The easy way to do this is to draw a line from S to E. If it intersects any polygon (cycle from above) an even number of times, they are both inside or both outside the polygon so keep checking.

If the line intersects a cycle an odd number of times, then one is inside the polygon and one is outside, so you can say that there is no path.

You can construct a so-called "Visibility graph" that connects two obstacle vertices iif they are directly visible. Shortest path in this graph (with S and E added) will be the shortest obstacle-free path between S and E in your configuration space. Algorithms and optimisations concerning Visibility Graph are well-known and widely described.

The main difficulty you'll have is handling corner cases so you can't "leak" in some improper intersection to the other side of the segment (shared segments, endpoint as intersection, etc). Handling such corner cases is not algorithmically difficult but requires patience.

EDIT:

So let me be more formal: build a graph G(Ver, Edg) where Ver contains all segment's endpoints, S and E; and Edg contains all pairs of vertices which are directly visible (including following the segment).

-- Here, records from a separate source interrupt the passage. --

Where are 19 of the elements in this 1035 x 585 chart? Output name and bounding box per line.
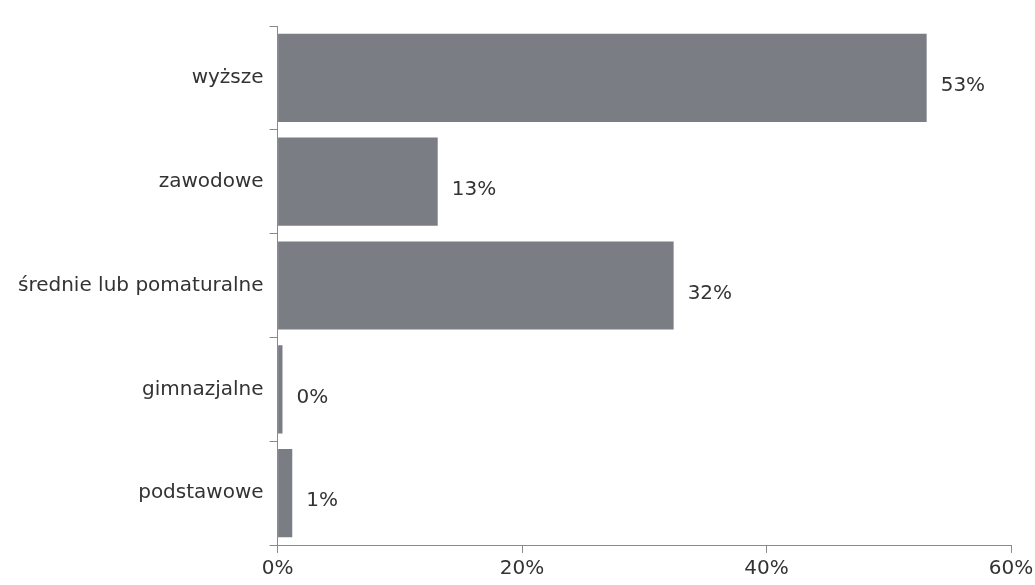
x-tick-label: 0% (261, 555, 294, 580)
data-label: 53% (940, 72, 986, 97)
y-tick-label: średnie lub pomaturalne (17, 271, 264, 296)
bar (278, 33, 927, 123)
bar (278, 448, 293, 538)
x-tick-label: 60% (988, 555, 1034, 580)
bar (278, 241, 674, 330)
y-tick-label: zawodowe (158, 167, 264, 192)
data-label: 13% (451, 175, 497, 200)
y-tick-label: gimnazjalne (142, 375, 264, 400)
data-label: 0% (296, 383, 329, 408)
x-tick-label: 40% (744, 555, 789, 580)
y-tick-label: podstawowe (138, 479, 264, 504)
x-tick-label: 20% (499, 555, 545, 580)
bar (278, 345, 283, 434)
data-label: 1% (306, 487, 338, 512)
data-label: 32% (687, 279, 733, 304)
y-tick-label: wyższe (191, 64, 264, 89)
bar (278, 137, 438, 226)
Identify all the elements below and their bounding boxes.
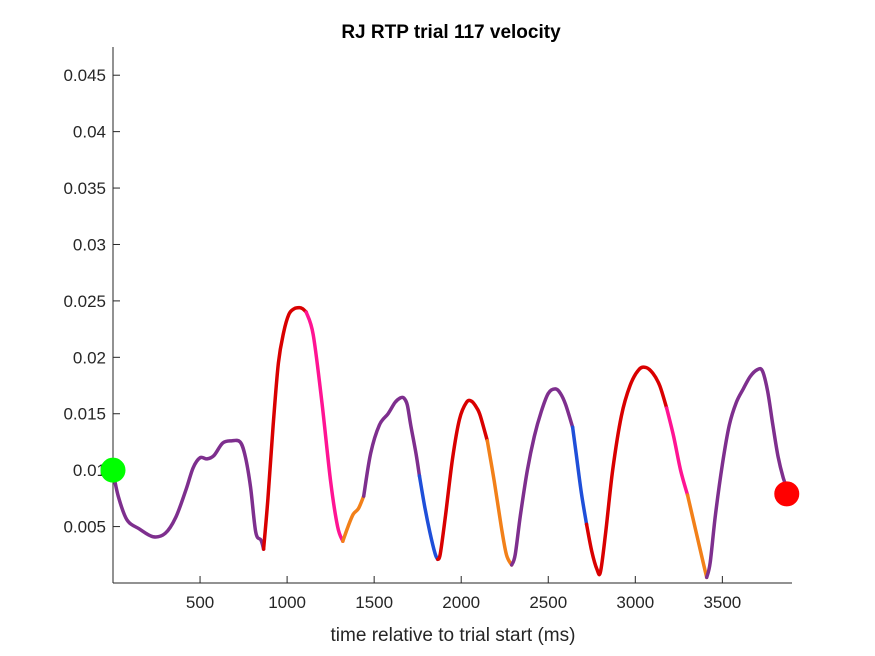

There are two steps to the algorithm.

1. Find out the maximum polyogn encompassing S and E 
    (which could possibly be an open polygon, so convex hull algorithm needs 
    to be modified)
2. E can be reached from S if
    (Case 1) The polygons are the same
    (Case 2) Both are open polygons.

Explanation:

Step 1: Find the maximum encompassing polygon of a point P

Form a set of points by adding the end-points and all possible 
    intersections. (O(n^2))
Eliminate points that can only be reached from P by crossing another line. 
    This can be done by finding the intersection of the line joining P to each 
    point with all other lines (O (n^3)).
Form a convex hull of the remaining points. 
    Here it should be noted that the resulting polygon may not be closed. 
    So, the convex hull algorithm needs to be modified to get rid of 
    those possible edges which don't have a direct connection. 
    This can be efficiently done by an appropriate data structure 
    like a graph (O(n^2) in worst case)

Step 2: Comparison would need some kind of sorting of the polygon vertices. This would be maximum O(n long n)

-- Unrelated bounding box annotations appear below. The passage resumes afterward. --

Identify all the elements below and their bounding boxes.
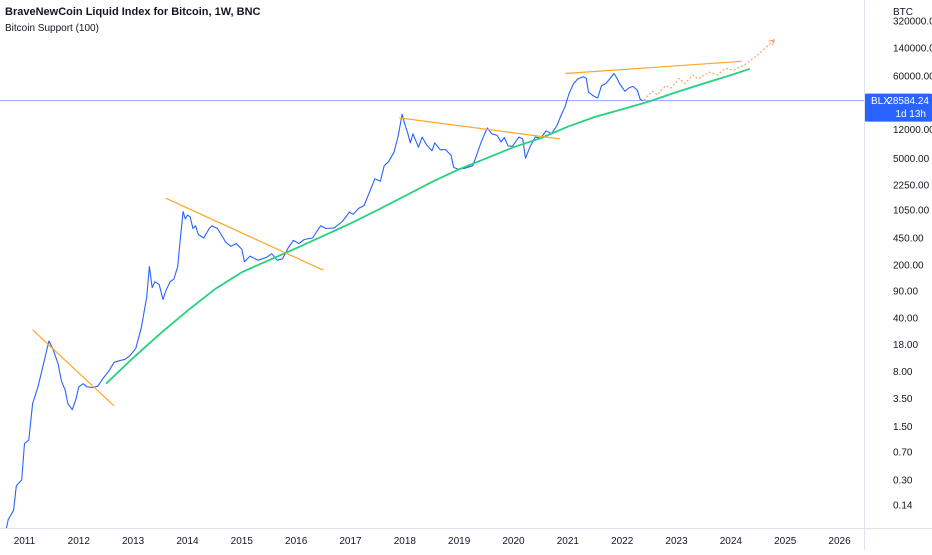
y-tick-label: 450.00 — [893, 233, 924, 244]
trendline-0[interactable] — [32, 329, 115, 407]
study-label[interactable]: Bitcoin Support (100) — [5, 23, 99, 34]
y-tick-label: 18.00 — [893, 340, 918, 351]
x-tick-label: 2014 — [176, 536, 199, 547]
x-tick-label: 2026 — [828, 536, 851, 547]
y-tick-label: 5000.00 — [893, 154, 930, 165]
y-tick-label: 0.70 — [893, 447, 913, 458]
series-line-0 — [5, 72, 644, 529]
x-tick-label: 2023 — [665, 536, 688, 547]
x-tick-label: 2013 — [122, 536, 145, 547]
x-tick-label: 2019 — [448, 536, 471, 547]
x-tick-label: 2016 — [285, 536, 308, 547]
x-tick-label: 2021 — [557, 536, 580, 547]
projection-arrowhead — [768, 39, 776, 46]
y-tick-label: 40.00 — [893, 314, 918, 325]
y-tick-label: 1050.00 — [893, 205, 930, 216]
x-tick-label: 2015 — [231, 536, 254, 547]
y-tick-label: 2250.00 — [893, 180, 930, 191]
x-tick-label: 2022 — [611, 536, 634, 547]
x-tick-label: 2011 — [14, 536, 36, 547]
y-tick-label: 3.50 — [893, 394, 913, 405]
badge-price: 28584.24 — [887, 96, 929, 107]
x-tick-label: 2025 — [774, 536, 797, 547]
y-tick-label: 60000.00 — [893, 72, 932, 83]
y-tick-label: 0.14 — [893, 501, 913, 512]
y-tick-label: 140000.00 — [893, 44, 932, 55]
y-tick-label: 320000.00 — [893, 16, 932, 27]
trendline-1[interactable] — [165, 197, 324, 271]
trendline-2[interactable] — [399, 117, 560, 140]
badge-symbol: BLX — [871, 96, 890, 107]
x-tick-label: 2012 — [68, 536, 91, 547]
trendline-3[interactable] — [565, 60, 742, 75]
series-line-2 — [643, 39, 775, 101]
y-tick-label: 90.00 — [893, 287, 918, 298]
x-tick-label: 2024 — [720, 536, 743, 547]
y-tick-label: 12000.00 — [893, 125, 932, 136]
badge-countdown: 1d 13h — [895, 109, 926, 120]
y-tick-label: 0.30 — [893, 475, 913, 486]
y-tick-label: 200.00 — [893, 260, 924, 271]
x-tick-label: 2018 — [394, 536, 417, 547]
y-tick-label: 1.50 — [893, 422, 913, 433]
y-tick-label: 8.00 — [893, 367, 913, 378]
series-line-1 — [105, 67, 751, 385]
y-axis-unit-label: BTC — [893, 7, 913, 18]
x-tick-label: 2017 — [339, 536, 362, 547]
chart-title: BraveNewCoin Liquid Index for Bitcoin, 1… — [5, 6, 261, 18]
x-tick-label: 2020 — [502, 536, 525, 547]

So the resulting algorithm complexity would be O (n^3)

Compute the planar straight-line graph formed by the line segments and locate the faces to which S and E belong. There is a path if and only if S and E belong to the same face. The first two steps are standard, polynomial-time algorithms from computational geometry, with many descriptions and implementations available.

1. find all intersection between line segments
2. remove all points which have rank = 1; i.e. it's an end point, only one line-segment is connected to this point
3. find line-segment closest to point S
4. find polygon whose one side is previously found line segment, using following approach:
   1. starting line segment is given
   2. mark both ends of starting segment, starting = lsS, ending = lsE
   3. find all line segments connected to lsE, excluding starting segment
   4. from found segments choose that segment that is closest to point S closest line is the one, whose center is possible to connect with point S without intersecting any of examined lines
   5. remove all other examined line segments from problem space
   6. repeat until you have complete polygon
5. if complete polygon contains both points E and S, those are connected

It's a bit similar to depth first search.

In each step you only work with immediate neighbors of last point you successfully solved.